— Это уж тогда про тебя сказочка была бы, Данила Игнатьич, — ухмыльнулся дед Никита. — А у меня вот — леший.
— Тли, — вдруг оборвал перепалку Славка, — как от Никитовой сказочки Ивана поводит. Аж грудь себе рукой трет да вздыхает. А почему? Сонька егойная сегодня возвращается. Дня три теперь из постели вылезать не будет. Сонька, она и мертвого подымет, говорят, а Ивану она — самый мед.
— А ты откуда знаешь, что она мертвого подымет? — через голову Ивана поинтересовался Володя.
— А Нинка рассказывала, они подружки были, — объяснил Славка.
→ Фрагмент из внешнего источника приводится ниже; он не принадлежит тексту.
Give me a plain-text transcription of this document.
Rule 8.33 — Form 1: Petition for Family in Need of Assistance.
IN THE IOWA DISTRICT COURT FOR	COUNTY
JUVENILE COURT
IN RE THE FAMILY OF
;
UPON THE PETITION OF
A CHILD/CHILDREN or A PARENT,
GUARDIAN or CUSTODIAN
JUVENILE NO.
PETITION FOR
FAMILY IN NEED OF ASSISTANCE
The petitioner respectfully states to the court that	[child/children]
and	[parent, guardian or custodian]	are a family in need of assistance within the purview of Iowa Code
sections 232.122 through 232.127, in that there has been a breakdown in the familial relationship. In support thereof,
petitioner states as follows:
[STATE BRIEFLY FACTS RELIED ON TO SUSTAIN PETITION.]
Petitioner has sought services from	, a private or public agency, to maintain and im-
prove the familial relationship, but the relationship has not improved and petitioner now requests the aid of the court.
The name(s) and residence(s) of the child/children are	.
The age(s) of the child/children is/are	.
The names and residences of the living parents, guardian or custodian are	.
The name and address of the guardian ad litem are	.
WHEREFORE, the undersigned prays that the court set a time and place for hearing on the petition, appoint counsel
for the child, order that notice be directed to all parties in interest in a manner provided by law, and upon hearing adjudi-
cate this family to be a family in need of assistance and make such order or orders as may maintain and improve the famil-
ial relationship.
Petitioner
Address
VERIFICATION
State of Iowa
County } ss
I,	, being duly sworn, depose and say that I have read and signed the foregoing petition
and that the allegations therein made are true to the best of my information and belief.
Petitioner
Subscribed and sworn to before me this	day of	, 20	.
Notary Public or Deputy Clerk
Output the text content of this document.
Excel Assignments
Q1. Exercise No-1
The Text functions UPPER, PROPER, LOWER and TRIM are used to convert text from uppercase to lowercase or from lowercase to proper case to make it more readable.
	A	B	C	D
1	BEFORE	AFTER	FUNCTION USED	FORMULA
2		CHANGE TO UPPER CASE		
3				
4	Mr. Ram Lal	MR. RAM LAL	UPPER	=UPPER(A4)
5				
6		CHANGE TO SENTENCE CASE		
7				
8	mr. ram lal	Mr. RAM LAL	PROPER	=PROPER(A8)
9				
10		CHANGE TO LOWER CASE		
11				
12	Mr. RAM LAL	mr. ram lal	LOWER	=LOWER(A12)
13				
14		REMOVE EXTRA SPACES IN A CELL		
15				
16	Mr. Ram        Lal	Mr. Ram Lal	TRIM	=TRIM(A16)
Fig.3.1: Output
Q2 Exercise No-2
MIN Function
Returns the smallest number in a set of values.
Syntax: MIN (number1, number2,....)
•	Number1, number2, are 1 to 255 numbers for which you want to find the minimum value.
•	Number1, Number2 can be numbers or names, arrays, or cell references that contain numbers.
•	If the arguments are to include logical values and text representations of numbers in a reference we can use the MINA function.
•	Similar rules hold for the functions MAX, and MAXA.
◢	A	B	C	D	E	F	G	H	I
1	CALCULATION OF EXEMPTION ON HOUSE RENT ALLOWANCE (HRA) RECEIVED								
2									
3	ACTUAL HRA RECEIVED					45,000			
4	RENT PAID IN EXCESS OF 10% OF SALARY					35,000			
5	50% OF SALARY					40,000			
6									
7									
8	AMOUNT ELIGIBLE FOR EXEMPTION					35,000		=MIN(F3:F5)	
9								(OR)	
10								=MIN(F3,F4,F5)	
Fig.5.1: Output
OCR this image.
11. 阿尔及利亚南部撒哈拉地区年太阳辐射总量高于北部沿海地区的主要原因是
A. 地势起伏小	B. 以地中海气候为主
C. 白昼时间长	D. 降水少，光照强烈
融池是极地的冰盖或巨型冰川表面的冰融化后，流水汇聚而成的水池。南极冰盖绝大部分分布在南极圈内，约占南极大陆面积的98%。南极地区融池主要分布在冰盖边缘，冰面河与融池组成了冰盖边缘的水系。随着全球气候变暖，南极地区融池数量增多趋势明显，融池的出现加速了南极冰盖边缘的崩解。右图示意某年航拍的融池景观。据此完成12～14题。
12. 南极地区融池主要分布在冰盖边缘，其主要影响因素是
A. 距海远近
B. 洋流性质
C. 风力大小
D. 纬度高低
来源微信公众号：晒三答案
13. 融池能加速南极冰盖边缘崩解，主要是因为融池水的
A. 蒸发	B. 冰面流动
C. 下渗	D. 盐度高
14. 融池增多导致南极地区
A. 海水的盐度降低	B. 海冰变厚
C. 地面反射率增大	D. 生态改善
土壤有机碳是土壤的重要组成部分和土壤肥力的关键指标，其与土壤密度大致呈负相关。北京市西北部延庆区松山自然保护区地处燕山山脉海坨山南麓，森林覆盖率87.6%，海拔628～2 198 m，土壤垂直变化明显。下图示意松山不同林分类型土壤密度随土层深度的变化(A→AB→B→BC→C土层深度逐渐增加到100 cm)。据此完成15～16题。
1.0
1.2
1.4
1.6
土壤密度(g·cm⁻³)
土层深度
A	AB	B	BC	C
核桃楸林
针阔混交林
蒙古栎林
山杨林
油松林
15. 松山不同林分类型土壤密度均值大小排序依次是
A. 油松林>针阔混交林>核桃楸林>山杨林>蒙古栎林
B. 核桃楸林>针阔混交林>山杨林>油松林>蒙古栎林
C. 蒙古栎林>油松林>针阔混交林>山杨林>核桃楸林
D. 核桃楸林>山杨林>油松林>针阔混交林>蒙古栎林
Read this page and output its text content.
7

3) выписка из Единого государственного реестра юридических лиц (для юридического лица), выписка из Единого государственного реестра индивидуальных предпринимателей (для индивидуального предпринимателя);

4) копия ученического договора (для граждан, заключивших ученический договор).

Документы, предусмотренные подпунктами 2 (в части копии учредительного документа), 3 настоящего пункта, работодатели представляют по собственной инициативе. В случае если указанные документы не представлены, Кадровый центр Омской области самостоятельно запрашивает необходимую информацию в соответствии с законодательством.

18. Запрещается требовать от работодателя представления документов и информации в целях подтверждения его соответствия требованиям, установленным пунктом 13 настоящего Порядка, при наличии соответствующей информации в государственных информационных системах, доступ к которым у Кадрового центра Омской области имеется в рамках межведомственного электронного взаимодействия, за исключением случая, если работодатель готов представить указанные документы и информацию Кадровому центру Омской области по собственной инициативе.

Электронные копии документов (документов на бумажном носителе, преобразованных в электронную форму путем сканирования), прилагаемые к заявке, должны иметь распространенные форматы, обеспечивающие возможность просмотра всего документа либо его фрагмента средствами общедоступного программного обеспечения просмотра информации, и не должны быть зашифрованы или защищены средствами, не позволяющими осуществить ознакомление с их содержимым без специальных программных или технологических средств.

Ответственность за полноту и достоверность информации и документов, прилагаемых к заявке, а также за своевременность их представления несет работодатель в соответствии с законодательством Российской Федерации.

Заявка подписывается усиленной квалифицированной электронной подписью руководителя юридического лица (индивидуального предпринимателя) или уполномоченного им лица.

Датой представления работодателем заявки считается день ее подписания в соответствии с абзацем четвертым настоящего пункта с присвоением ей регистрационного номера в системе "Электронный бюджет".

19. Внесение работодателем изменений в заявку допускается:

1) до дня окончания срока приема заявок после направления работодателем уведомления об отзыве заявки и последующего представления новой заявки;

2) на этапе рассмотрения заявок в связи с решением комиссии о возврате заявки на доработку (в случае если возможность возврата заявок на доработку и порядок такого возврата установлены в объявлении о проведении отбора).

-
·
— Верно, Нинок! Подымет? — Володя обнял Нинку за плечи, но она, против обыкновения, была недовольна, вывернулась, ушла. А Настя угрюмо сказала:
— Вместе гуляли. Да вон Сонька в гулянке мужа оторвала, а Нинке все оскомина от таких гуляк, как Славка этот.
Славка начал что-то отвечать Насте, а я от этих разговоров почувствовал, как грудь у меня сжалась и накатила тоска, потому что вспомнил, как я вчера вечером был у Киры.
Накануне вечером я не пошел в университет и отправился к ней. Она просила прийти, родители ее были в театре. Я шел к Кире и чувствовал себя как загнанный, затравленный заяц, добровольно идущий, как уверяет легенда, прямо в пасть к удаву. Ноги у меня дрожали и подгибались. Я не хотел к ней идти, и вместе с тем у меня не хватало духу отказаться от визита. Хотя я заранее испытывал тоску от ее веселого, доброжелательного выражения лица, от того, как она будет поить меня в гостиной чаем, от полированной мебели, лакированных полов, внешне невинного светского разговора, имеющего подтекстом недовольство моей нерешительностью (хотя сейчас, задним числом, я так и не могу понять, что она нашла в своем сверстнике, что вцепилась, словно в выгодную партию, разве только я казался ей того же круга). Сердце у меня колотилось. Я заранее чувствовал свою беспомощность в грядущем разговоре. С трудом нажал кнопку лифта, напомнив себе, что ее родители в театре, но не понял, радует меня это или огорчает. Похоже, я должен был что-то окончательно сказать. Но что? То, что она хотела, я не мог, а свое выговорить не смел. Почему? Трудно объяснить. Характер, видимо, у нее был сильнее, а я боялся причинить ей боль.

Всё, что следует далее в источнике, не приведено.